Prezzo al momento dell'analisi (23/11/12): 2,83 EUR
I conti dei primi nove mesi dell’anno si dimostrano superiori alle nostre aspettative, portandoci ad alzare le nostre stime sui risultati del 2012 e del 2013. Ciò nonostante, il titolo rimane correttamente valutato.
>Mantenere
Nei primi 9 mesi 2012 Ubi Banca ha messo a segno un utile di 0,25 euro per azione, in crescita del 21,9% rispetto allo stesso periodo del 2011. Questo risultato, superiore alle attese, lascia la strada aperta alla distribuzione di un dividendo.

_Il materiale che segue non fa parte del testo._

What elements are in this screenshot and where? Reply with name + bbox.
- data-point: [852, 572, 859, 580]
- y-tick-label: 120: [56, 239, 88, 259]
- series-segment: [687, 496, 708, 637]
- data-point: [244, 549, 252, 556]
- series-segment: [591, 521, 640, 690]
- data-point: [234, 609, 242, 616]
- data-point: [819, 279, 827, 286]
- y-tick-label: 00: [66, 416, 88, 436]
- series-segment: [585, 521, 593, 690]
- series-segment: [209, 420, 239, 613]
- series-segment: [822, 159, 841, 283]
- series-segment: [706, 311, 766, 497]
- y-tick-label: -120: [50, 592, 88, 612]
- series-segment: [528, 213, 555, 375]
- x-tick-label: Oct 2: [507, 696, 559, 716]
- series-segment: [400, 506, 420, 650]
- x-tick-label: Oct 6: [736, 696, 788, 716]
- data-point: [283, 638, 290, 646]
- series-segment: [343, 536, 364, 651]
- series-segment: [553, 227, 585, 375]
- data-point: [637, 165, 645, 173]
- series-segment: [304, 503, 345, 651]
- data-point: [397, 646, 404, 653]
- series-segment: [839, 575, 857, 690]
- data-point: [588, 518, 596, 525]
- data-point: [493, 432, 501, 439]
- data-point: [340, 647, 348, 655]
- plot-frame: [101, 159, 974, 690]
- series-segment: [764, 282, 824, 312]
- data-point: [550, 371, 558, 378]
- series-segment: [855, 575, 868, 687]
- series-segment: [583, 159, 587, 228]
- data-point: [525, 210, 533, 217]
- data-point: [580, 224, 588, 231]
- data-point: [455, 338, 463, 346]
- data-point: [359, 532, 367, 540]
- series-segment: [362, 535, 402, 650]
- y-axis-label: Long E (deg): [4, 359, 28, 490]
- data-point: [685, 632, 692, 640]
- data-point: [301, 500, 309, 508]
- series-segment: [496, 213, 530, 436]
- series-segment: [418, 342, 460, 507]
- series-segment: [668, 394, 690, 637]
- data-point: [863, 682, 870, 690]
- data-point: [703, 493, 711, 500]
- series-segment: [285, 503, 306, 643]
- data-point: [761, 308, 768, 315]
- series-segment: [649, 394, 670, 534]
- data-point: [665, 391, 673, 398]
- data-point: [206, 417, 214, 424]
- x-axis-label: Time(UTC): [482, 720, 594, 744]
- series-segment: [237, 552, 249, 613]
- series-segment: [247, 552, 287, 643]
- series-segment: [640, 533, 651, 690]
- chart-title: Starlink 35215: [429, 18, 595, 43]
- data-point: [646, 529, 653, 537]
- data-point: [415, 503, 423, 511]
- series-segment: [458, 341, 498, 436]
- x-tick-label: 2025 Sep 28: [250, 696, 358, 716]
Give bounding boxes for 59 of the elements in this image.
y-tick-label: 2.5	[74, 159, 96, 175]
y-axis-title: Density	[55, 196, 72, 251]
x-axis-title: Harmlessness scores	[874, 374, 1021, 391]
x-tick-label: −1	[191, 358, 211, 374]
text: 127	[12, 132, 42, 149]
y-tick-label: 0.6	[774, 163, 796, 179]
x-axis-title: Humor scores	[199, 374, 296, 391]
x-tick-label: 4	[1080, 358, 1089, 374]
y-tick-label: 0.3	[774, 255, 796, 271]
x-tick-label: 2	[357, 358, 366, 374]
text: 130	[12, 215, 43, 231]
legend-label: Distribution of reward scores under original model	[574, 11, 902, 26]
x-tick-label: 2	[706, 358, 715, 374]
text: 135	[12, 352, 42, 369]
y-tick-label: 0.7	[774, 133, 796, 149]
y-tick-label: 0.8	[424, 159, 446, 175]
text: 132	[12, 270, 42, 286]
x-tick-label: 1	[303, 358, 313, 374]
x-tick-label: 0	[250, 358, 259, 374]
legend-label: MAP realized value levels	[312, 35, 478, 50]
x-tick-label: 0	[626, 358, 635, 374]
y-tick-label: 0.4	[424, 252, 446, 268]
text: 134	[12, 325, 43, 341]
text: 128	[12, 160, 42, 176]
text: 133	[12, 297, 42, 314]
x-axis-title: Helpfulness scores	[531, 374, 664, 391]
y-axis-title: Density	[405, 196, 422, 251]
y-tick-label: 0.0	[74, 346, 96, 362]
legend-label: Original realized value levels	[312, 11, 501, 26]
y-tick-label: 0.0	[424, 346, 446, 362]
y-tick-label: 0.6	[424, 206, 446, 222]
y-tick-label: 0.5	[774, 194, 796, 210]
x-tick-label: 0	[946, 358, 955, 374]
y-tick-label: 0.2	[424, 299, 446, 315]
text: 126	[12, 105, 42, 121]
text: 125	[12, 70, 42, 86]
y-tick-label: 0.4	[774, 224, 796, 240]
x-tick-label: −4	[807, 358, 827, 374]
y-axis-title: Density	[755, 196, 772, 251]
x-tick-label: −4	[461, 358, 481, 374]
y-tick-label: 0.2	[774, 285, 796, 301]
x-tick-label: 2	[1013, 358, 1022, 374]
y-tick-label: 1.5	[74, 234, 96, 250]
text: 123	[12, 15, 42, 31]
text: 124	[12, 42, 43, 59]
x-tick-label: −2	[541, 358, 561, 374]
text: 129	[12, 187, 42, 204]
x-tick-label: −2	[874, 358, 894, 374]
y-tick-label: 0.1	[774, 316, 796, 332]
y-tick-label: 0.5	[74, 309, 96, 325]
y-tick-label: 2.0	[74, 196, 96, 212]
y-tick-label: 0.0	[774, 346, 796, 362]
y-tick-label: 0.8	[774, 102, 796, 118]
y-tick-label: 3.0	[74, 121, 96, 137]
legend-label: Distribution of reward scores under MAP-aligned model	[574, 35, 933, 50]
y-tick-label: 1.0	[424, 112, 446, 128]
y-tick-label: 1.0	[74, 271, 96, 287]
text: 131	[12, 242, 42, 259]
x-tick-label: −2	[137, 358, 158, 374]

A contribuire a questo risultato sono i maggiori ricavi (+4%) e il taglio dei costi (-4,1%). Il progresso dei ricavi viene dalla rivalutazione delle partecipazioni in portafoglio, che compensano i minori ricavi da interesse (-3,9% a causa del minor volume di prestiti) e da commissioni (-0,8%, ma senza le commissioni per l’emissione di bond con garanzia statale sarebbero in crescita del 2,7%). Sul fronte dei costi, invece, i tagli hanno riguardato tutta l’attività, comprese le spese per il personale (-2,2%). Alla luce di questi risultati abbiamo alzato le nostre stime sull’utile 2012 e 2013 rispettivamente a 0,22 e 0,25 euro per azione. Positiva la situazione patrimoniale: il rapporto tra mezzi propri e rischi è superiore ai livelli minimi richiesti dalla normativa europea, mentre il bond da 750 milioni di euro lanciato nelle scorse settimane ha ricevuto una buona accoglienza anche dagli investitori esteri (59% del totale). Il prezzo del titolo, tuttavia, tiene già conto di queste prospettive.